WASHINGTON — House Republicans released legislative text Sunday evening of a key portion of their party-line agenda bill that includes cuts and other changes to Medicaid, one of the most contentious issues they face in trying to advance President Donald Trump’s agenda in one sweeping package.
The legislation released by the Energy and Commerce Committee heads to a markup Tuesday afternoon, and includes a 160-page section covering health care and Medicaid.
The bill would make a slew of Medicaid spending reductions through policies such as stricter eligibility verification, citizenship checks, tougher screenings on providers who get reimbursements and federal Medicaid funding cuts to states that offer coverage to residents living in the U.S. illegally.
The bill also seeks to impose work requirements to receive Medicaid for able-bodied adults aged 19 to 64 without dependents, demanding they work at least 80 hours — or perform 80 hours of community service or other programs — per month. It includes exceptions for pregnant women and short-term hardship waivers in limited cases.

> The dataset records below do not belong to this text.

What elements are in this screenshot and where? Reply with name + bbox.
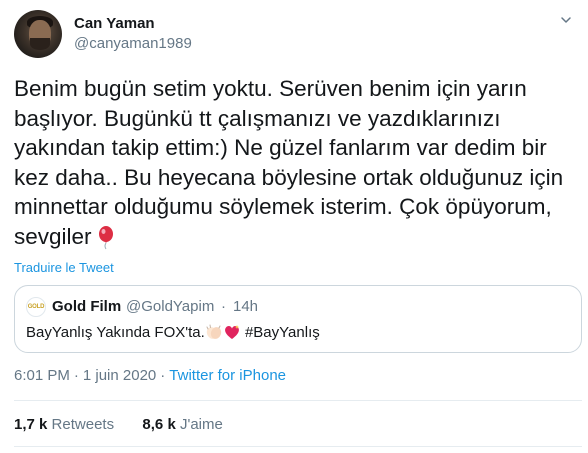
- gold-film-logo-text: GOLD: [27, 304, 45, 310]
- quoted-author-name: Gold Film: [52, 298, 122, 315]
- divider-bottom: [14, 446, 582, 447]
- author-handle[interactable]: @canyaman1989: [74, 35, 192, 52]
- balloon-emoji: [98, 225, 113, 249]
- clapping-hands-emoji: [206, 324, 221, 339]
- meta-separator: ·: [73, 367, 79, 384]
- sparkling-heart-emoji: [224, 325, 239, 339]
- tweet-text: Benim bugün setim yoktu. Serüven benim i…: [14, 74, 580, 251]
- quoted-tweet[interactable]: GOLD Gold Film @GoldYapim · 14h BayYanlı…: [14, 285, 582, 353]
- quoted-separator: ·: [221, 298, 226, 315]
- avatar[interactable]: [14, 10, 62, 58]
- likes-label[interactable]: J'aime: [180, 416, 223, 433]
- gold-film-logo: GOLD: [26, 297, 46, 317]
- avatar-beard: [30, 38, 50, 50]
- translate-tweet-link[interactable]: Traduire le Tweet: [14, 260, 114, 275]
- tweet-stats: 1,7 k Retweets 8,6 k J'aime: [14, 416, 223, 433]
- retweets-count[interactable]: 1,7 k: [14, 416, 47, 433]
- author-name[interactable]: Can Yaman: [74, 15, 155, 32]
- quoted-author-handle: @GoldYapim: [126, 298, 215, 315]
- quoted-text: BayYanlış Yakında FOX'ta. #BayYanlış: [26, 324, 320, 341]
- chevron-down-icon[interactable]: [560, 14, 572, 26]
- likes-count[interactable]: 8,6 k: [142, 416, 175, 433]
- tweet-meta: 6:01 PM · 1 juin 2020 · Twitter for iPhone: [14, 367, 286, 384]
- tweet-header: Can Yaman @canyaman1989: [14, 10, 574, 60]
- tweet-source-link[interactable]: Twitter for iPhone: [169, 367, 286, 384]
- quoted-hashtag[interactable]: #BayYanlış: [241, 324, 320, 341]
- tweet-text-content: Benim bugün setim yoktu. Serüven benim i…: [14, 76, 564, 249]
- quoted-text-before: BayYanlış Yakında FOX'ta.: [26, 324, 205, 341]
- quoted-time: 14h: [233, 298, 259, 315]
- divider: [14, 400, 582, 401]
- tweet-time[interactable]: 6:01 PM: [14, 367, 70, 384]
- meta-separator-2: ·: [160, 367, 166, 384]
- tweet-date[interactable]: 1 juin 2020: [83, 367, 156, 384]
- retweets-label[interactable]: Retweets: [52, 416, 115, 433]
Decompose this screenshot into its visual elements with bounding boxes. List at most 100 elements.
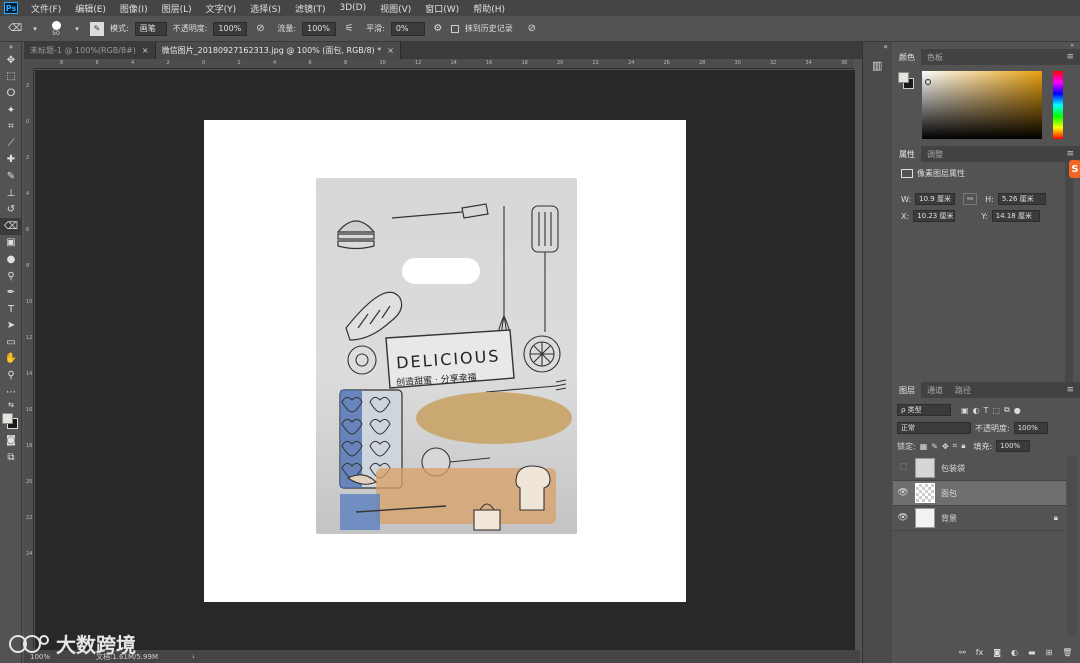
delete-layer-icon[interactable]: 🗑︎ (1062, 648, 1072, 657)
opacity-input[interactable]: 100% (213, 21, 248, 36)
link-layers-icon[interactable]: ⚯ (959, 648, 966, 657)
tab-color[interactable]: 颜色 (893, 49, 921, 65)
crop-tool-icon[interactable]: ⌗ (0, 118, 22, 135)
pressure-opacity-icon[interactable]: ⊘ (253, 22, 267, 36)
mode-select[interactable]: 画笔 (134, 21, 167, 36)
quick-mask-icon[interactable]: ◙ (0, 432, 22, 449)
gradient-tool-icon[interactable]: ▣ (0, 235, 22, 252)
smooth-input[interactable]: 0% (390, 21, 425, 36)
layer-name[interactable]: 背景 (941, 513, 957, 524)
lock-artboard-icon[interactable]: ⌗ (953, 441, 958, 451)
swap-colors-icon[interactable]: ⇆ (0, 400, 22, 410)
more-tools-icon[interactable]: ⋯ (0, 384, 22, 401)
move-tool-icon[interactable]: ✥ (0, 52, 22, 69)
layer-row-packaging[interactable]: 包装袋 (893, 456, 1066, 481)
lock-all-icon[interactable]: 🔒︎ (961, 441, 965, 451)
adjustment-layer-icon[interactable]: ◐ (1011, 648, 1018, 657)
close-icon[interactable]: × (142, 46, 149, 55)
lock-position-icon[interactable]: ✥ (942, 442, 949, 451)
foreground-color-swatch[interactable] (2, 413, 13, 425)
settings-gear-icon[interactable]: ⚙ (431, 22, 445, 36)
color-field[interactable] (922, 71, 1042, 139)
eyedropper-tool-icon[interactable]: ⟋ (0, 135, 22, 152)
tab-paths[interactable]: 路径 (949, 382, 977, 398)
marquee-tool-icon[interactable]: ⬚ (0, 69, 22, 86)
pen-tool-icon[interactable]: ✒ (0, 284, 22, 301)
libraries-icon[interactable]: ▥ (872, 59, 884, 73)
type-tool-icon[interactable]: T (0, 301, 22, 318)
clone-stamp-tool-icon[interactable]: ⊥ (0, 185, 22, 202)
layer-row-bread[interactable]: 👁︎ 面包 (893, 481, 1066, 506)
magic-wand-tool-icon[interactable]: ✦ (0, 102, 22, 119)
fx-icon[interactable]: fx (976, 648, 984, 657)
blend-mode-select[interactable]: 正常 (897, 422, 971, 434)
tab-properties[interactable]: 属性 (893, 146, 921, 162)
healing-brush-tool-icon[interactable]: ✚ (0, 152, 22, 169)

It does not include some of the most aggressive provisions that had caused intraparty tension, such as per capita limits on Medicaid spending and increasing the state burden for covering the Medicaid expansion population under the Affordable Care Act.
“When so many Americans who are truly in need rely on Medicaid for life-saving services, Washington can’t afford to undermine the program further by subsidizing capable adults who choose not to work. That’s why our bill would implement sensible work requirements,” Rep. Brett Guthrie, R-Ky., the committee chairman, wrote in a Wall Street Journal op-ed making his case for the bill.
Guthrie said he expects “fear-mongering” attacks on the legislation, but maintained that it “preserves and strengthens Medicaid for children, mothers, people with disabilities and the elderly, for whom the program was designed.”
Democrats circulated a letter from the nonpartisan Congressional Budget Office with a preliminary analysis finding that the health care portion of the bill would cut spending by $715 billion and would “reduce the number of people with health insurance by at least 8.6 million in 2034.”
“Trump and Republicans have been lying when they claim they aren’t going to cut Medicaid and take away people’s health care,” Rep. Frank Pallone, of New Jersey, the top Democrat on the committee, said in a statement. “Let’s be clear, Republican leadership released this bill under cover of night because they don’t want people to know their true intentions.”
“This is not trimming fat from around the edges, it’s cutting to the bone. The overwhelming majority of the savings in this bill will come from taking health care away from millions of Americans,” he added. “No where in the bill are they cutting ‘waste, fraud, and abuse’ — they’re cutting people’s health care and using that money to give tax breaks to billionaires.”
The legislation could be amended in committee, and it needs to win over nearly every Republican on the floor of the narrowly divided House in order to become law. Then it would go to the Senate.
The Medicaid question has caused an intraparty rift as some Republicans warn their colleagues against messing with the program. That includes Sen. Josh Hawley, R-Mo., who published an op-ed in The New York Times on Monday saying: “If Congress cuts funding for Medicaid benefits, Missouri workers and their children will lose their health care. And hospitals will close. It’s that simple. And that pattern will replicate in states across the country.”